Cuesta M A, Meijer S, Borgstein P J, Sibinga Mulder L, Sikkenk A C
Department of Surgery, Free University Hospital, Amsterdam, The Netherlands.
Br J Surg. 1993 Dec;80(12):1571-4. doi: 10.1002/bjs.1800801226.
Despite the advances made since the introduction of ultrasonography, computed tomography and magnetic resonance imaging, a wide discrepancy may occur between preoperative and peroperative staging of gastrointestinal malignancy with liver and peritoneal metastases. Diagnostic laparoscopy performed immediately before a planned laparotomy can provide valuable information for the accurate assessment and appropriate management of some forms of gastrointestinal malignancy, especially that of the liver and pancreas. For evaluation of small liver and retroperitoneal malignancies, intraoperative ultrasonography performed by laparotomy is of proven value. It is now technically possible to perform ultrasonography through a laparoscopic cannula using high-resolution ultrasonographic transducers. This combination of laparoscopy and ultrasonography was studied in 25 patients with established liver lesions, carcinoma of the gallbladder or pancreatic cancer. Additional information leading to a change in surgical approach was obtained in 20 patients. Laparoscopic ultrasonography, although still in a preliminary phase of development, is a simple and reliable technique that will contribute to more accurate staging of intra-abdominal malignancy.

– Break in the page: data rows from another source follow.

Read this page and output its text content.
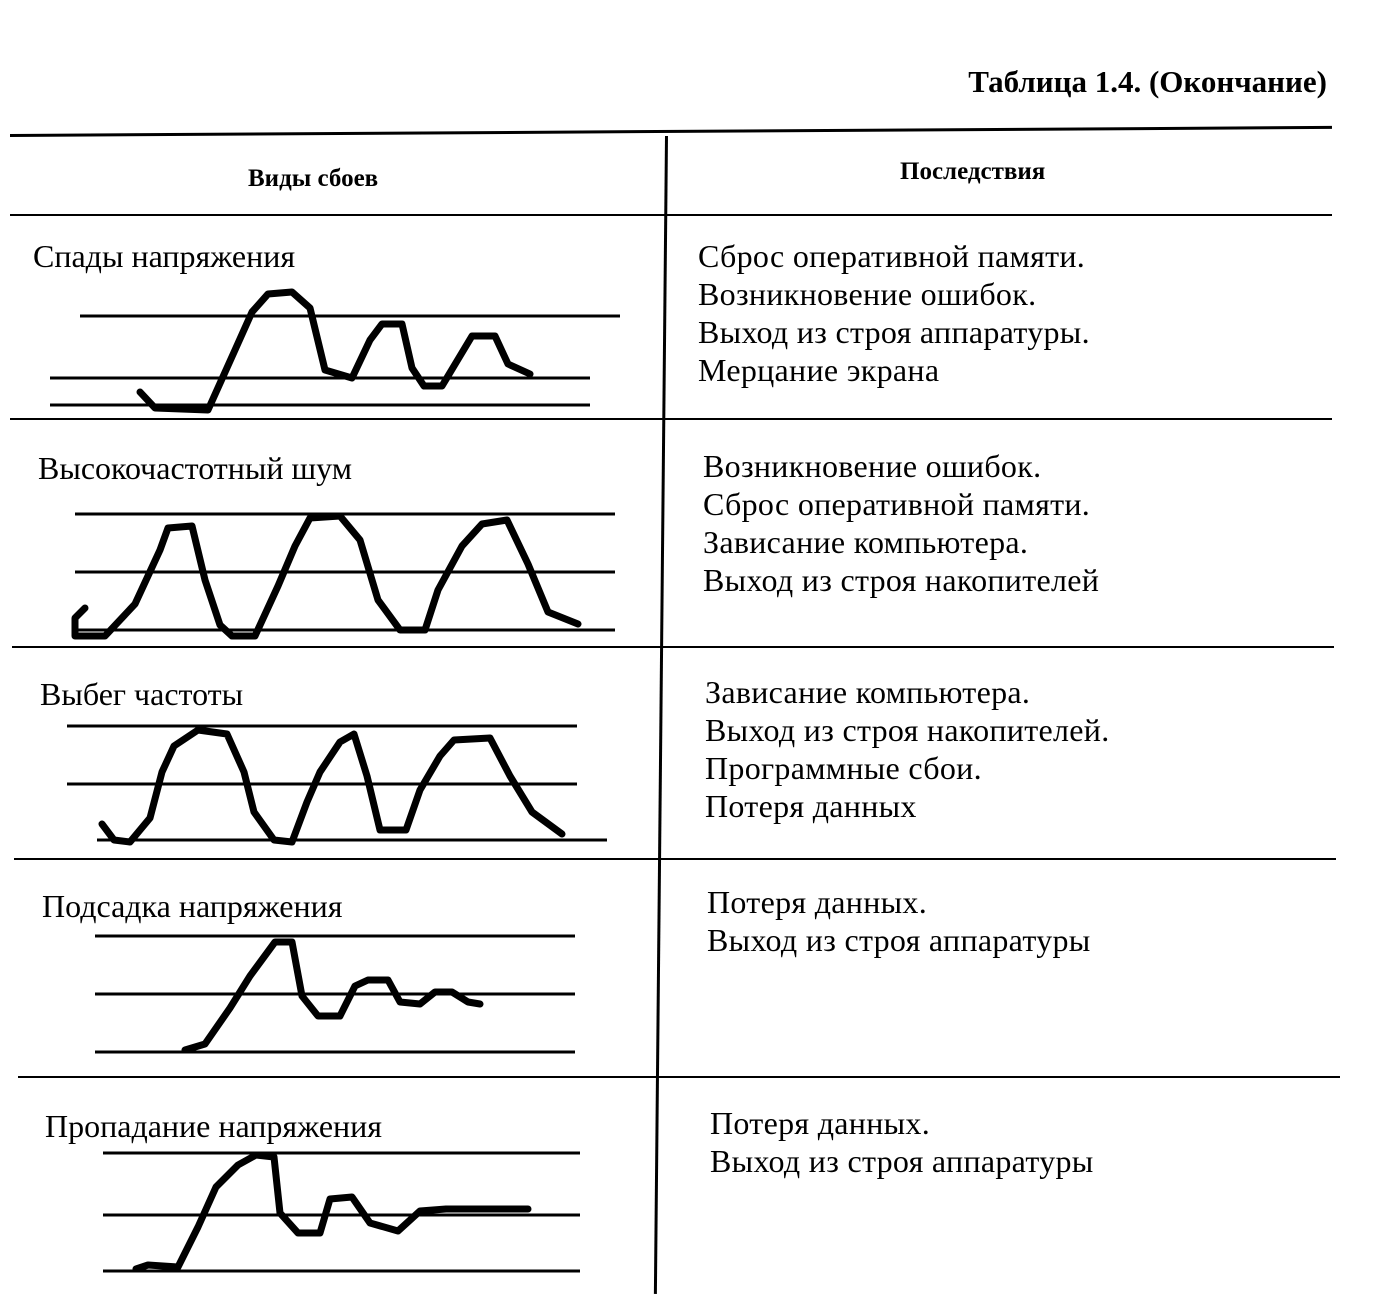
Таблица 1.4. (Окончание)
Виды сбоев	Последствия
Спады напряжения	Сброс оперативной памяти.
Возникновение ошибок.
Выход из строя аппаратуры.
Мерцание экрана
Высокочастотный шум	Возникновение ошибок.
Сброс оперативной памяти.
Зависание компьютера.
Выход из строя накопителей
Выбег частоты	Зависание компьютера.
Выход из строя накопителей.
Программные сбои.
Потеря данных
Подсадка напряжения	Потеря данных.
Выход из строя аппаратуры
Пропадание напряжения	Потеря данных.
Выход из строя аппаратуры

尽管自超声检查、计算机断层扫描和磁共振成像技术问世以来取得了诸多进展,但胃肠道恶性肿瘤伴肝转移和腹膜转移的术前和术中分期之间仍可能存在较大差异。在计划进行剖腹手术前立即进行诊断性腹腔镜检查可为某些形式的胃肠道恶性肿瘤,尤其是肝脏和胰腺的恶性肿瘤的准确评估和适当治疗提供有价值的信息。对于评估小的肝脏和腹膜后恶性肿瘤,通过剖腹手术进行术中超声检查已证明具有价值。现在从技术上来说,使用高分辨率超声换能器通过腹腔镜套管进行超声检查是可行的。对25例已确诊有肝脏病变、胆囊癌或胰腺癌的患者进行了腹腔镜检查与超声检查相结合的研究。20例患者获得了导致手术方式改变的额外信息。腹腔镜超声检查虽然仍处于初步发展阶段,但却是一种简单可靠的技术,将有助于更准确地对腹内恶性肿瘤进行分期。